Wydaje mi się, że są to podobne emocje jak przed innymi spotkaniami. To nie jest już ten klimat „Świętej Wojny” jak dawniej. Jest inny system rozgrywek i każde spotkanie jest bardzo ważne w końcowym rozrachunku.
Jakiego meczu możemy się spodziewać dziś wieczór?
Myślę, że wyrównanego. Każda z drużyn będzie chciała pokazać, że jest lepsza. Gramy na wyjeździe, wiec przewaga jest po stronie Lublina, ale myślę, że elementem kluczowym będzie dobra gra w obronie i popełnienie mniejszej ilości błędów technicznych.
W ubiegłym sezonie wygraliśmy z Perłą 5 na 5 meczów.
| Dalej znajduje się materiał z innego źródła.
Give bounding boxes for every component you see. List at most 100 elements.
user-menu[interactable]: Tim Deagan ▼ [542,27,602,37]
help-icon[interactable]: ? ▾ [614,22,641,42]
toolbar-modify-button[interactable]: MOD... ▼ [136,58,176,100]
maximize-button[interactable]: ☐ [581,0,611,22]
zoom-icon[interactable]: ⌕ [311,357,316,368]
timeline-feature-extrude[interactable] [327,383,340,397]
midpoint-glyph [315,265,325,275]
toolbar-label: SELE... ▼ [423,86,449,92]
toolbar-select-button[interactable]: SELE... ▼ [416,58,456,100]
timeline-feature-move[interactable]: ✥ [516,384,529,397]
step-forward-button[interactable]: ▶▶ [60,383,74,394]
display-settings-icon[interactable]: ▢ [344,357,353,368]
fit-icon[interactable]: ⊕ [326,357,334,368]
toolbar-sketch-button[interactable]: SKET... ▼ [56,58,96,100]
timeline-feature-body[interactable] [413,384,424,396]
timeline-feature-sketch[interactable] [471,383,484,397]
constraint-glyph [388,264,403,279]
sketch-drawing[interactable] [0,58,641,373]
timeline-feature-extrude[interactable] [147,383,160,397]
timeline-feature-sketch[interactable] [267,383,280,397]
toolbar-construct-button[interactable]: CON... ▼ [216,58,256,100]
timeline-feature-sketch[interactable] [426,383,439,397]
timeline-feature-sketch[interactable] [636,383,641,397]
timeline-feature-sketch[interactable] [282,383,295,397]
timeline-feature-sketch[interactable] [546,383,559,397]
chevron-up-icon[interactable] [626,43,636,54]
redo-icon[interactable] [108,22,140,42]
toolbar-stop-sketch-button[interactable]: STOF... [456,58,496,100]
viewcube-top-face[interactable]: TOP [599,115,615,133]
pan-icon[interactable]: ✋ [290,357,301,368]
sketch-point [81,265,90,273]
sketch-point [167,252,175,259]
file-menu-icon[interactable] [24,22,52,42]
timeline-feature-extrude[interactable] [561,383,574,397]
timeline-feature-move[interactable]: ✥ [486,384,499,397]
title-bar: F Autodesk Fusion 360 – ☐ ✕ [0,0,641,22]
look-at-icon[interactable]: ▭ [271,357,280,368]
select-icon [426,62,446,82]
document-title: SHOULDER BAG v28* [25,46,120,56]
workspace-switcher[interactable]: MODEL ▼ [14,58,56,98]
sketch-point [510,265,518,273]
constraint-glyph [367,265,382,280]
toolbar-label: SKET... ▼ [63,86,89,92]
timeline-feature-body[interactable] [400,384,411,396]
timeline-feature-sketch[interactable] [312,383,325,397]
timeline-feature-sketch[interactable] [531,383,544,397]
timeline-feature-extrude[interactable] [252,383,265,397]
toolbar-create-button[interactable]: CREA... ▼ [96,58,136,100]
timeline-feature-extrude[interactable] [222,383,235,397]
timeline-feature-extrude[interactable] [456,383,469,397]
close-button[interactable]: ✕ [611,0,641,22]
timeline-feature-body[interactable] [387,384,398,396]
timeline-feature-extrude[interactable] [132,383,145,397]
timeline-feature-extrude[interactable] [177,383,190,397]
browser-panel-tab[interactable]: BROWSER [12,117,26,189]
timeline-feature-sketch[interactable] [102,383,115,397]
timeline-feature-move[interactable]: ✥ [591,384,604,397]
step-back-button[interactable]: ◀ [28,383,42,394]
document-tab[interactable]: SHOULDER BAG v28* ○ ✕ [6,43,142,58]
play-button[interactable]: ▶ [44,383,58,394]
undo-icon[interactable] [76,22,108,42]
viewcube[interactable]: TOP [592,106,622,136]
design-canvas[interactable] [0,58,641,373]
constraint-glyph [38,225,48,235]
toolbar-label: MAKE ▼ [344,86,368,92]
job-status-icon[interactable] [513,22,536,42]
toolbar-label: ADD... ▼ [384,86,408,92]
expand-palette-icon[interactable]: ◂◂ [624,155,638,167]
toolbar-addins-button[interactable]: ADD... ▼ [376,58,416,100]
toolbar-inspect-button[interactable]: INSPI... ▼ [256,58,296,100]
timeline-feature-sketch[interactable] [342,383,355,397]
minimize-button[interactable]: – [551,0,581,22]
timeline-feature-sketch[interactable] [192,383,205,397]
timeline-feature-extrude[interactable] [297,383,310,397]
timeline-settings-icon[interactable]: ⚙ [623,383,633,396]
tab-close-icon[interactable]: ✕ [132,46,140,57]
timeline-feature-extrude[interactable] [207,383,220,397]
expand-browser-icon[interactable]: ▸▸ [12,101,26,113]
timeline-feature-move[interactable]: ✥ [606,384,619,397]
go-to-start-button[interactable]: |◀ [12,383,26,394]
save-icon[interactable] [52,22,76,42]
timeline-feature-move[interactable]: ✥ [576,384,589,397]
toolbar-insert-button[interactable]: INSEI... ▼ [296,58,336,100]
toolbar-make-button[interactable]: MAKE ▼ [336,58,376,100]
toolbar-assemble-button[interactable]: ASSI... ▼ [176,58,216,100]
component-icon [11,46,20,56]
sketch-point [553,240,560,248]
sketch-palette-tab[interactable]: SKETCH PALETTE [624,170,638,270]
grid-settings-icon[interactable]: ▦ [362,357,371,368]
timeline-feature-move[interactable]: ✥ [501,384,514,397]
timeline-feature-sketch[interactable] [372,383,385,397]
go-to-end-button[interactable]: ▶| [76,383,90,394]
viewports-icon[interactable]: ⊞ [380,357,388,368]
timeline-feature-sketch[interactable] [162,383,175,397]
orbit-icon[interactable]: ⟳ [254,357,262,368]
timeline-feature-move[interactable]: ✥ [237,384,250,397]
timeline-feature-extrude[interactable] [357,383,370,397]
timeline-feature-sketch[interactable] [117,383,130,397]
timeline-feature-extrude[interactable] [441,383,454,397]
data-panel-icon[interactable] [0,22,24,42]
Przewaga psychologiczna będzie w takim razie po naszej stronie?
W teorii po poprzednim sezonie to zawodniczki z Lublina powinny czuć większą presję, ale należy pamiętać , że to już było i jest za nami. Nowy sezon to nowe rozdanie, jak i w przypadku drużyny przeciwnej sporo zmian personalnych. To starcie pokaże na co musimy zwrócić większą uwagę w tym sezonie.
Co prawda to początek sezonu, jednak te bezpośrednie mecze mogą mieć spore znaczenie w końcowym rozrachunku?
Każdy mecz może okazać się kluczowym na koniec sezonu, dlatego każdy z nich musimy traktować bardzo poważnie z pełną koncentracją i szacunkiem do przeciwnika.
Jak przyjęłaś ostatni wynik Perły w Kobierzycach?
Wiem z doświadczenia, że każdą zaliczkę bramkową można szybko roztrwonić serią błędów własnych i to chyba właśnie przydarzyło się zespołowi z Lublina. Nie zawsze łatwo się podnieść i wrócić na dobre tory w meczu, wiec takie porażki wkalkulowane są w naszą dyscyplinę.
W dotychczasowych czterech meczach zgromadziliśmy komplet punktów. Jesteście zadowolone z Waszej gry podobnie jak z samych wyników?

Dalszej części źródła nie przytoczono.